Answer
See explanations.
Work Step by Step
Step 1. To prove that the function is continuous at $c=1/4$, we need to show that the limit of the function $g(x)=1/(2x)$ exists at this point and is equal to a value of $g(1/4)=1/(2/4)=2$.

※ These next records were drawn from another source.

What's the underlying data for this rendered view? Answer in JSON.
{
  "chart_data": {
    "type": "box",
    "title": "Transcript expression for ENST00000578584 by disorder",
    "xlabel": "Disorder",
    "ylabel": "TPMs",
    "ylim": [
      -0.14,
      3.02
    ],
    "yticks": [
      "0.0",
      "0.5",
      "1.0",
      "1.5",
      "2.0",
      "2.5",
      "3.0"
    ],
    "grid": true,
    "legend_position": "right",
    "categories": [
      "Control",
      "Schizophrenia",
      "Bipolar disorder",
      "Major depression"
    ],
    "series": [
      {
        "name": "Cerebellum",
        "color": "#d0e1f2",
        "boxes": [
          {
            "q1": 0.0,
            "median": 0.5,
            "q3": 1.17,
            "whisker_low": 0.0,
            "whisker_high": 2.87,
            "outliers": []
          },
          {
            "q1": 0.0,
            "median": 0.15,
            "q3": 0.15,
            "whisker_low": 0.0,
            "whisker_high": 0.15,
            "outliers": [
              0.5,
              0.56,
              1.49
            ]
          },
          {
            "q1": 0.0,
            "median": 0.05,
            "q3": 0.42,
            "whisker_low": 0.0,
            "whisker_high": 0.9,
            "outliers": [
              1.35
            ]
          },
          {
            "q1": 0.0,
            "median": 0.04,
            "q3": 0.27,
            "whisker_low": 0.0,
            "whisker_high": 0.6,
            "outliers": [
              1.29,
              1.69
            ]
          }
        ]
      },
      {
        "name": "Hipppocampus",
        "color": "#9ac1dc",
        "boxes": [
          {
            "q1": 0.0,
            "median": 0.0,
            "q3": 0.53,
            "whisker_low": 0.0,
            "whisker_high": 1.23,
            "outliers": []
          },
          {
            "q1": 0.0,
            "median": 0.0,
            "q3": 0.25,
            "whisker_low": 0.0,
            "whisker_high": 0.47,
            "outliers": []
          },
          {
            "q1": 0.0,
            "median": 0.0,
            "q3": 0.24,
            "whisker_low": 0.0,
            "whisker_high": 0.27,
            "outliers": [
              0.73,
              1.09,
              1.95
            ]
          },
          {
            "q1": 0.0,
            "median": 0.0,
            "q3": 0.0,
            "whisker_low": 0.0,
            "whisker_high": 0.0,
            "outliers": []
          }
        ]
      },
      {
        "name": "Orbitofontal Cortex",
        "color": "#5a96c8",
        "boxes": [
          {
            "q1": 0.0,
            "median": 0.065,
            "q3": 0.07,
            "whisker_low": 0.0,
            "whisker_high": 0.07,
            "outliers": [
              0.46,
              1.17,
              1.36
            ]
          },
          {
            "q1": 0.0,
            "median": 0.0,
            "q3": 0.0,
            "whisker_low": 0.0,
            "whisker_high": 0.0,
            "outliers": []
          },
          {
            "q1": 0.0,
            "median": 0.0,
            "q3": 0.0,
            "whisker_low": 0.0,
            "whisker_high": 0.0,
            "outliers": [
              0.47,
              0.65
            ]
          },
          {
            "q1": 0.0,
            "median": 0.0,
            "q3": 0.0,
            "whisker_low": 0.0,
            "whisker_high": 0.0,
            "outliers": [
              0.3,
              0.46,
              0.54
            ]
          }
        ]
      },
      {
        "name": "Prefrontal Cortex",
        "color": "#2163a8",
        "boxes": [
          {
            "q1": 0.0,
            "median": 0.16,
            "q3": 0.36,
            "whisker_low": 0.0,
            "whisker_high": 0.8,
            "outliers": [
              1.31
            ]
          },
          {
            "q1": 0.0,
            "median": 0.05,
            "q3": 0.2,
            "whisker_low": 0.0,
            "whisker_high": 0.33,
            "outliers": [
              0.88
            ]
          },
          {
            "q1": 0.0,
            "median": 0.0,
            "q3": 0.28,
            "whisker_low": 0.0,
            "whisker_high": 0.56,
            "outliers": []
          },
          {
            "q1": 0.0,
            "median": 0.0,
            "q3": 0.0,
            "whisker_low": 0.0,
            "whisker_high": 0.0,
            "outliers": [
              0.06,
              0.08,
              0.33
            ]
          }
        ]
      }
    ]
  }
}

Step 2. For any small positive $\epsilon\gt0$, we need to find a corresponding value $\delta \gt0$ so that for all $x$ in the interval $|x-1/4|\lt\delta$, we have $|\frac{1}{2x}-2|\lt\epsilon$,
Step 3. The last inequality can be written as $-\epsilon\lt \frac{1}{2x}-2\lt\epsilon$ or $2-\epsilon\lt \frac{1}{2x}\lt\epsilon+2$ and $\frac{1}{4+2\epsilon} \lt x\lt \frac{1}{4-2\epsilon}$ (assuming $\epsilon\ne2$); subtract $\frac{1}{4}$ to get $\frac{1}{4+2\epsilon}-\frac{1}{4} \lt x-\frac{1}{4}\lt \frac{1}{4-2\epsilon}-\frac{1}{4}$
Step 4 Choose $\delta$ to be the smaller of $|\frac{1}{4+2\epsilon}-\frac{1}{4}|$ and $|\frac{1}{4-2\epsilon}-\frac{1}{4}|$ (if $\epsilon=2$, choose $\delta=|\frac{1}{4+2\epsilon}-\frac{1}{4}|=\frac{1}{8}$)
Step 5. With the chosen $\delta$ value, working the above steps backwards, we have for all $x$ in the interval $|x-1/4|\lt\delta$; we have $|\frac{1}{2x}-2|\lt\epsilon$, which proves that $\lim_{x\to1/4}g(x)=2=g(1/4)$
Step 6. We conclude that the function is continuous at $c=1/4$